Clowser, Jeff (Contractor) wrote:
Agreed - having a single "active" master and a "hot"/active but unused standby master solves most HA issues without introducing the conflicts a full active-active multimaster setup creates. But if that master is there and accepts writes, it's inevitable that someone will some day write to it out of ignorance, and *may* write a conflicting change, so I see conflict resolution as a last ditch fallback for this situation (and nothing more) to prevent corruption or breakage of replication. (Plus, I like to close up or at least be fully aware of all the edge cases that exist, so I know how best to avoid them :) ).
Makes sense.
You said at one point that OpenLDAP (2.4.6?) currently does entry level conflict resolution, and does not do attribute level conflict resolution yet - i.e. if the entry was updated on 2 separate servers with different updates, conflicting or not, the most recently changed version of the *entry* wins. If I change the cn on one master, and after that (but before replication has occurred) I change the userpassword on another master, then the sync up occurs, I won't see the entry with the cn and password changed on all servers, I'll see the entry as it is in the master most recently changed (i.e. in my example, I'll see a changed password, but the cn will revert). Is there a roadmap/timeline for doing attribute level conflict resolution?
There are no set dates, but I expect it to be later in the 2.4 stream.
Also, I was looking at the admin guide and syncprov man pages on how to set up replication. N-Way multi-mastering details are kinda sparce :). Is there any documentation elsewhere on setting this up? OR... Is the setup exactly the same as setting up Mirror-mode (per 2.3.x), but the 2.4.x code just automatically does conflict resolution (i.e. was mirror-mode a 2.3 feature, with multimaster transparently replacing it in 2.4 by adding conflict resolution to mirror-mode, using the same setup?)
Yes, set it up pretty much like MirrorMode. MirrorMode was 2.4.1-2.4.4, which were only alpha releases, not general/public releases.
Is it possible for a consumer to replicate from multiple masters?
Yes in 2.4.
I'm thinking along the lines of a master server at 2 locations (for HA/DR purposes), plus each location also has multiple read-only slave consumers. My first thought is that these slave servers point to the local master, but if that master goes down, the slaves under that master stop getting updates. My second thought is to have a load balancer at each site, which directs all traffic connecting to a "master ldap" vip to route connections to the primary master if it's up, or the secondary master if the primary is unavailable. But... (I'm still absorbing syncrepl and rfc 4533) will all the contextCSNs and cookies and so forth match up well enough to allow this kind of failover for *syncrepl*? Is it possible, and what's the best way to set this up, such that I have multiple masters for DR purposes, and such that the failure of any single master does not cause some subset of my read-only slave consumers to stop getting updated?

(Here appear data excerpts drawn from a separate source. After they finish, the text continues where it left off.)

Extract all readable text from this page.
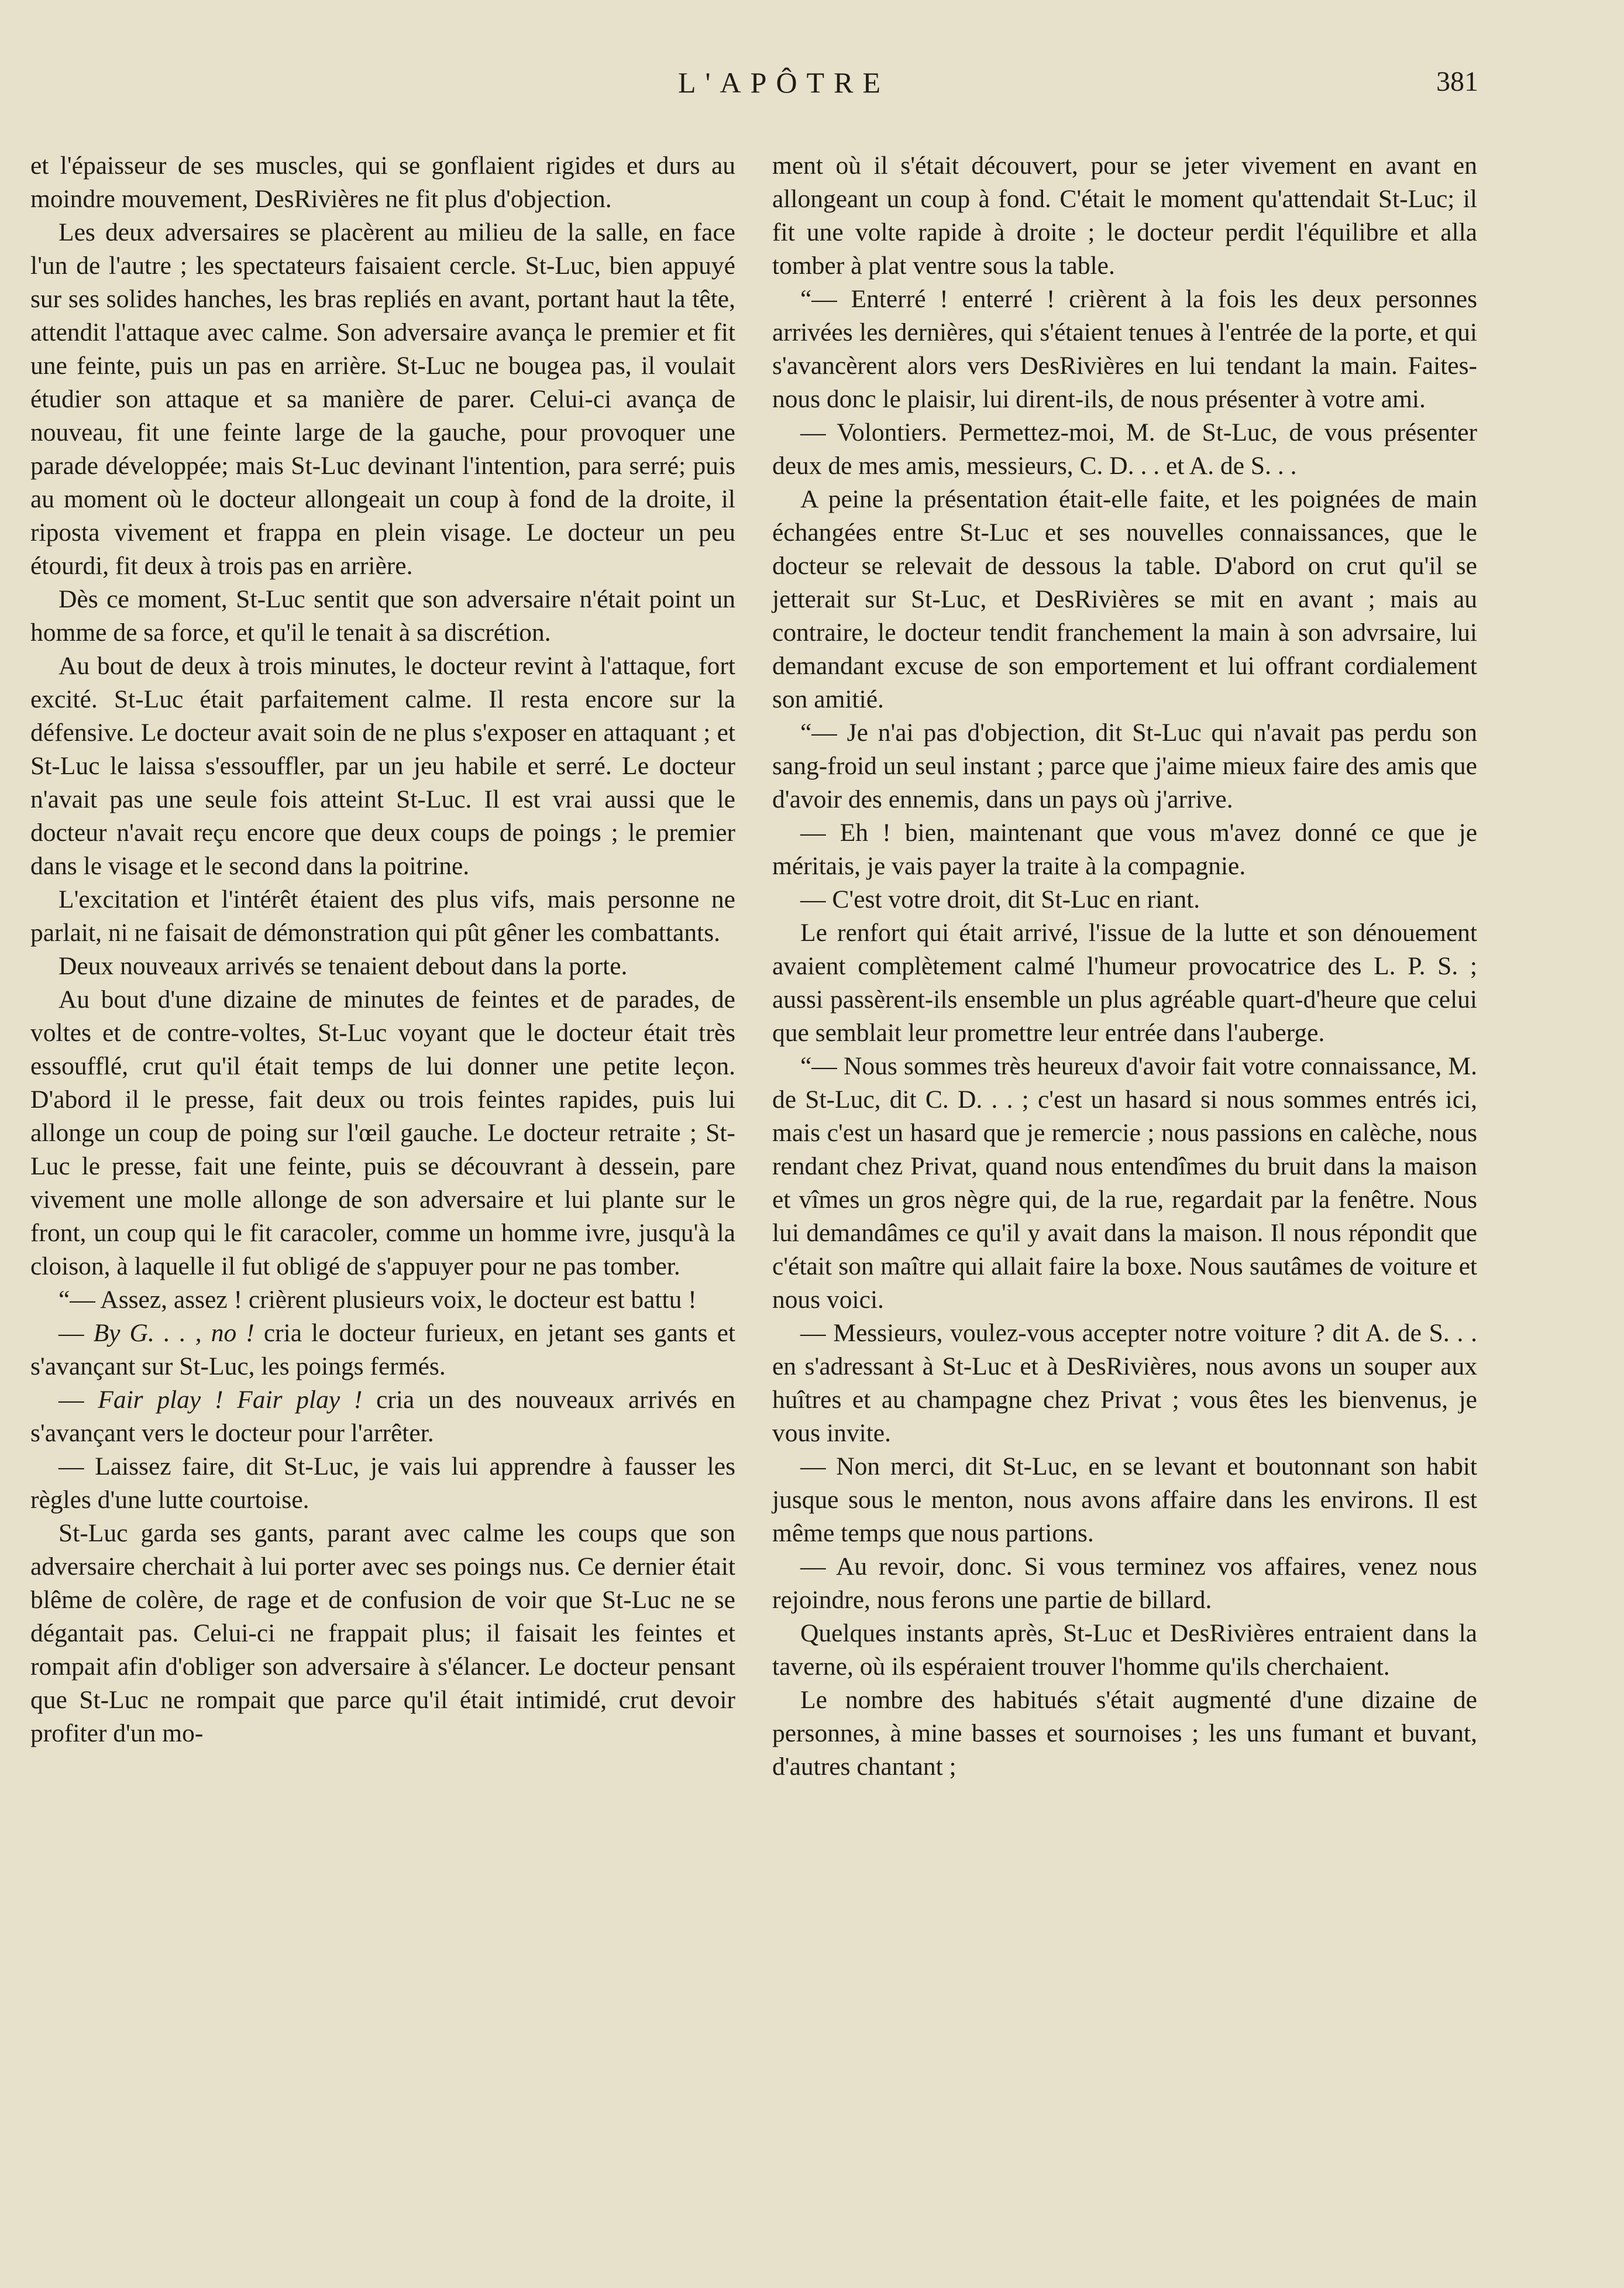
L'APÔTRE	381

et l'épaisseur de ses muscles, qui se gonflaient rigides et durs au moindre mouvement, DesRivières ne fit plus d'objection.

Les deux adversaires se placèrent au milieu de la salle, en face l'un de l'autre ; les spectateurs faisaient cercle. St-Luc, bien appuyé sur ses solides hanches, les bras repliés en avant, portant haut la tête, attendit l'attaque avec calme. Son adversaire avança le premier et fit une feinte, puis un pas en arrière. St-Luc ne bougea pas, il voulait étudier son attaque et sa manière de parer. Celui-ci avança de nouveau, fit une feinte large de la gauche, pour provoquer une parade développée; mais St-Luc devinant l'intention, para serré; puis au moment où le docteur allongeait un coup à fond de la droite, il riposta vivement et frappa en plein visage. Le docteur un peu étourdi, fit deux à trois pas en arrière.

Dès ce moment, St-Luc sentit que son adversaire n'était point un homme de sa force, et qu'il le tenait à sa discrétion.

Au bout de deux à trois minutes, le docteur revint à l'attaque, fort excité. St-Luc était parfaitement calme. Il resta encore sur la défensive. Le docteur avait soin de ne plus s'exposer en attaquant ; et St-Luc le laissa s'essouffler, par un jeu habile et serré. Le docteur n'avait pas une seule fois atteint St-Luc. Il est vrai aussi que le docteur n'avait reçu encore que deux coups de poings ; le premier dans le visage et le second dans la poitrine.

L'excitation et l'intérêt étaient des plus vifs, mais personne ne parlait, ni ne faisait de démonstration qui pût gêner les combattants.

Deux nouveaux arrivés se tenaient debout dans la porte.

Au bout d'une dizaine de minutes de feintes et de parades, de voltes et de contre-voltes, St-Luc voyant que le docteur était très essoufflé, crut qu'il était temps de lui donner une petite leçon. D'abord il le presse, fait deux ou trois feintes rapides, puis lui allonge un coup de poing sur l'œil gauche. Le docteur retraite ; St-Luc le presse, fait une feinte, puis se découvrant à dessein, pare vivement une molle allonge de son adversaire et lui plante sur le front, un coup qui le fit caracoler, comme un homme ivre, jusqu'à la cloison, à laquelle il fut obligé de s'appuyer pour ne pas tomber.

“— Assez, assez ! crièrent plusieurs voix, le docteur est battu !

— By G. . . , no ! cria le docteur furieux, en jetant ses gants et s'avançant sur St-Luc, les poings fermés.

— Fair play ! Fair play ! cria un des nouveaux arrivés en s'avançant vers le docteur pour l'arrêter.

— Laissez faire, dit St-Luc, je vais lui apprendre à fausser les règles d'une lutte courtoise.

St-Luc garda ses gants, parant avec calme les coups que son adversaire cherchait à lui porter avec ses poings nus. Ce dernier était blême de colère, de rage et de confusion de voir que St-Luc ne se dégantait pas. Celui-ci ne frappait plus; il faisait les feintes et rompait afin d'obliger son adversaire à s'élancer. Le docteur pensant que St-Luc ne rompait que parce qu'il était intimidé, crut devoir profiter d'un mo-

ment où il s'était découvert, pour se jeter vivement en avant en allongeant un coup à fond. C'était le moment qu'attendait St-Luc; il fit une volte rapide à droite ; le docteur perdit l'équilibre et alla tomber à plat ventre sous la table.

“— Enterré ! enterré ! crièrent à la fois les deux personnes arrivées les dernières, qui s'étaient tenues à l'entrée de la porte, et qui s'avancèrent alors vers DesRivières en lui tendant la main. Faites-nous donc le plaisir, lui dirent-ils, de nous présenter à votre ami.

— Volontiers. Permettez-moi, M. de St-Luc, de vous présenter deux de mes amis, messieurs, C. D. . . et A. de S. . .

A peine la présentation était-elle faite, et les poignées de main échangées entre St-Luc et ses nouvelles connaissances, que le docteur se relevait de dessous la table. D'abord on crut qu'il se jetterait sur St-Luc, et DesRivières se mit en avant ; mais au contraire, le docteur tendit franchement la main à son advrsaire, lui demandant excuse de son emportement et lui offrant cordialement son amitié.

“— Je n'ai pas d'objection, dit St-Luc qui n'avait pas perdu son sang-froid un seul instant ; parce que j'aime mieux faire des amis que d'avoir des ennemis, dans un pays où j'arrive.

— Eh ! bien, maintenant que vous m'avez donné ce que je méritais, je vais payer la traite à la compagnie.

— C'est votre droit, dit St-Luc en riant.

Le renfort qui était arrivé, l'issue de la lutte et son dénouement avaient complètement calmé l'humeur provocatrice des L. P. S. ; aussi passèrent-ils ensemble un plus agréable quart-d'heure que celui que semblait leur promettre leur entrée dans l'auberge.

“— Nous sommes très heureux d'avoir fait votre connaissance, M. de St-Luc, dit C. D. . . ; c'est un hasard si nous sommes entrés ici, mais c'est un hasard que je remercie ; nous passions en calèche, nous rendant chez Privat, quand nous entendîmes du bruit dans la maison et vîmes un gros nègre qui, de la rue, regardait par la fenêtre. Nous lui demandâmes ce qu'il y avait dans la maison. Il nous répondit que c'était son maître qui allait faire la boxe. Nous sautâmes de voiture et nous voici.

— Messieurs, voulez-vous accepter notre voiture ? dit A. de S. . . en s'adressant à St-Luc et à DesRivières, nous avons un souper aux huîtres et au champagne chez Privat ; vous êtes les bienvenus, je vous invite.

— Non merci, dit St-Luc, en se levant et boutonnant son habit jusque sous le menton, nous avons affaire dans les environs. Il est même temps que nous partions.

— Au revoir, donc. Si vous terminez vos affaires, venez nous rejoindre, nous ferons une partie de billard.

Quelques instants après, St-Luc et DesRivières entraient dans la taverne, où ils espéraient trouver l'homme qu'ils cherchaient.

Le nombre des habitués s'était augmenté d'une dizaine de personnes, à mine basses et sournoises ; les uns fumant et buvant, d'autres chantant ;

Syncrepl (in refreshAndPersist mode), as I understand it, generally has the slave consumer contacting the master server, retrieving an updated list of changes since the last time it was running (refresh), then leaves a persistent search running that gets changed entries from the master server as they happen (persist), so replication is near real-time. If the master server crashes and then is restarted or the connection is broken/dropped (common if a load balancer is inbetween), how well does the consumer detect this and reconnect, or do the consumers tend to have to be restarted after this occurs? (This is a broken/dropped connection, *not* one cleanly closed by a master server clean shutdown or idle timeout, and many apps have trouble detecting this - the client still thinks it has a valid tcp connection, but nothing is coming over it, so never gets new updates. Does the consumer send keepalive packets or anything to cause it to realize the connection has died and to reconnect?)
Currently the consumer relies on TCP keepalives. We've discussed adding LDAP-level keepalives so we're not dependent on the kernel TCP timers, but that hasn't been done yet.
When initializing a consumer using an LDIF backup of the master, should this be a slapcat export to get everything needed to support syncrepl (such as contextCSN, entryUUIDS, etc)?
That's the fastest way. But you can just bring up a consumer with an empty database and let it pull the entire DB down during its refresh pass, it will work regardless. Unlike some other replication schemes you may have used, we don't require any special considerations for initial load vs reload or recovery. Turn it on and it works.